The ACLU, in a tweet, called the ruling by U.S. District Judge Jon Tigar a "victory."
VICTORY: A federal court just reinstated a full block on the Trump administration’s asylum ban.— ACLU (@ACLU) September 9, 2019
This ban categorically denied asylum to anyone at the southern border who had transited through a third country en route to the United States, with very limited exceptions.
"Before today's decision," explained Charanya Krishnaswami, Amnesty International USA's advocacy director for the Americas, "entire parts of this country had essentially become asylum-free zones, where people in search of safety would be arbitrarily barred from asylum based on where they happened to cross the border."
As Common Dreams reported, the administration's rule, rolled out in July, said asylum-seekers who travel through another country before reaching the U.S.-Mexico border were ineligible for asylum in the United States. The rule was panned human rights advocates as "deliberate cruelty."
Judge Tigar issued a nationwide injunction in July. The 9th Circuit Court of Appeals in August limited the scope of the "third country" rule to New Mexico and Texas.
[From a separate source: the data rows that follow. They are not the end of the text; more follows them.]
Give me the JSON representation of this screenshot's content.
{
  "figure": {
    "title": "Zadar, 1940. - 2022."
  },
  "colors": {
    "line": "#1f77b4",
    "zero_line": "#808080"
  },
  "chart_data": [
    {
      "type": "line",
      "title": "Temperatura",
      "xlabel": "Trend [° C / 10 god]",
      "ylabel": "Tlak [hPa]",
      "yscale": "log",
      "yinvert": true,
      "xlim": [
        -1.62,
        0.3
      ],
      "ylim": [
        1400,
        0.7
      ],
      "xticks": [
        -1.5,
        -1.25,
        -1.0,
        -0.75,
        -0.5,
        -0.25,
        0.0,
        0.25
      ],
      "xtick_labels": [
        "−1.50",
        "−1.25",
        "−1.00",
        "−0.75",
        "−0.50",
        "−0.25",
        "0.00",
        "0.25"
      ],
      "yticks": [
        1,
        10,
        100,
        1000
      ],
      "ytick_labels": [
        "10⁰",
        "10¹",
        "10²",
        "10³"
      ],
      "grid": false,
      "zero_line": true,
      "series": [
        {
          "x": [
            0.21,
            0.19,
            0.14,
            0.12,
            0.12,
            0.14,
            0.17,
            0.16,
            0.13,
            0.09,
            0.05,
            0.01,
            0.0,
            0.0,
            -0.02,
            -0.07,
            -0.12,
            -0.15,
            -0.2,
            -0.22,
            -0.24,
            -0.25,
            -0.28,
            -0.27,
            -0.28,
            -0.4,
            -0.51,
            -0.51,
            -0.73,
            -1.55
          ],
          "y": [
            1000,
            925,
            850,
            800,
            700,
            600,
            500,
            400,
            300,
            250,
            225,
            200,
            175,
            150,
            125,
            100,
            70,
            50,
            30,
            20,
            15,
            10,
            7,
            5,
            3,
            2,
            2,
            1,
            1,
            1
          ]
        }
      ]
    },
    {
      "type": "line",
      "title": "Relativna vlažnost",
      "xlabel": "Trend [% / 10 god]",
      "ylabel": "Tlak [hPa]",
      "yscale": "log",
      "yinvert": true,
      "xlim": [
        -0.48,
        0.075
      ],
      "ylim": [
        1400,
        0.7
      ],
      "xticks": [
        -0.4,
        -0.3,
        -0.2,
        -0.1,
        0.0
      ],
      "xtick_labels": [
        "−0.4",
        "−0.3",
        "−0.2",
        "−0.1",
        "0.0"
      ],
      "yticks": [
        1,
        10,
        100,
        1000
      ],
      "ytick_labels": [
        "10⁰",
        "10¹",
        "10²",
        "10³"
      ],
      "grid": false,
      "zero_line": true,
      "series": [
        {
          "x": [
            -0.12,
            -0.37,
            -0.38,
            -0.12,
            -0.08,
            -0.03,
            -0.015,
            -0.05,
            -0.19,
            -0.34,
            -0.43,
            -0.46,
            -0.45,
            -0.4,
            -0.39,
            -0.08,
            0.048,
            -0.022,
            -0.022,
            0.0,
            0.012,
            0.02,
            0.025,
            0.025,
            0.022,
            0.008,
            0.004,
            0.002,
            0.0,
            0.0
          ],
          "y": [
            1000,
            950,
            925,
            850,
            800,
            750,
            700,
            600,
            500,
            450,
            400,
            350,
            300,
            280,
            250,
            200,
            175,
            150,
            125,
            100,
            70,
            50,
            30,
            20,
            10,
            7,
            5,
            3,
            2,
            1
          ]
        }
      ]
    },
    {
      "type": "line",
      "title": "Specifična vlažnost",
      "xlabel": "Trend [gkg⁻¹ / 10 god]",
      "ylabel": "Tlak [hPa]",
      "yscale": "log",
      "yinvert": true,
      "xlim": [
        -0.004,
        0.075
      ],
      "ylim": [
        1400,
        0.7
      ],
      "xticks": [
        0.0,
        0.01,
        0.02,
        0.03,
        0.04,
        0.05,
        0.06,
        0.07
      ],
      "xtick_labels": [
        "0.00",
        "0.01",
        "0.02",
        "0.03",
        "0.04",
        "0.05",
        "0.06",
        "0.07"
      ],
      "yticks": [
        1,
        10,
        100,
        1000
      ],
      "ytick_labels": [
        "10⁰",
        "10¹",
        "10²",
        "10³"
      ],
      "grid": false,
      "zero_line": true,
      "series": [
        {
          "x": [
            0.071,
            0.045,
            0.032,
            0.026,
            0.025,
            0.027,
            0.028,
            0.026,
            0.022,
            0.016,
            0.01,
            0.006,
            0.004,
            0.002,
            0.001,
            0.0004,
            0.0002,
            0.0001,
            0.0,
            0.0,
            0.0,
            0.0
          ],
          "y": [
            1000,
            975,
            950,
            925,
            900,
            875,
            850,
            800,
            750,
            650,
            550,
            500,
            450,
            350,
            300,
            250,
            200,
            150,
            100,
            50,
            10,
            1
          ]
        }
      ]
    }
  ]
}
The new ruling means the the injunction extends across all the states along the southern border.
Praising Monday's ruling, ACLU attorney Lee Gelernt said, "The court recognized there is grave danger facing asylum-seekers along the entire stretch of the southern border."
Center for Constitutional Rights legal director Baher Azmy welcomed the news as well.
"We are gratified the court recognized the reality on the ground," he said, "which is that Trump's asylum ban is affecting thousands of asylum-seekers all across the border—just as it was unlawfully intended to do—and not just at California ports of entry."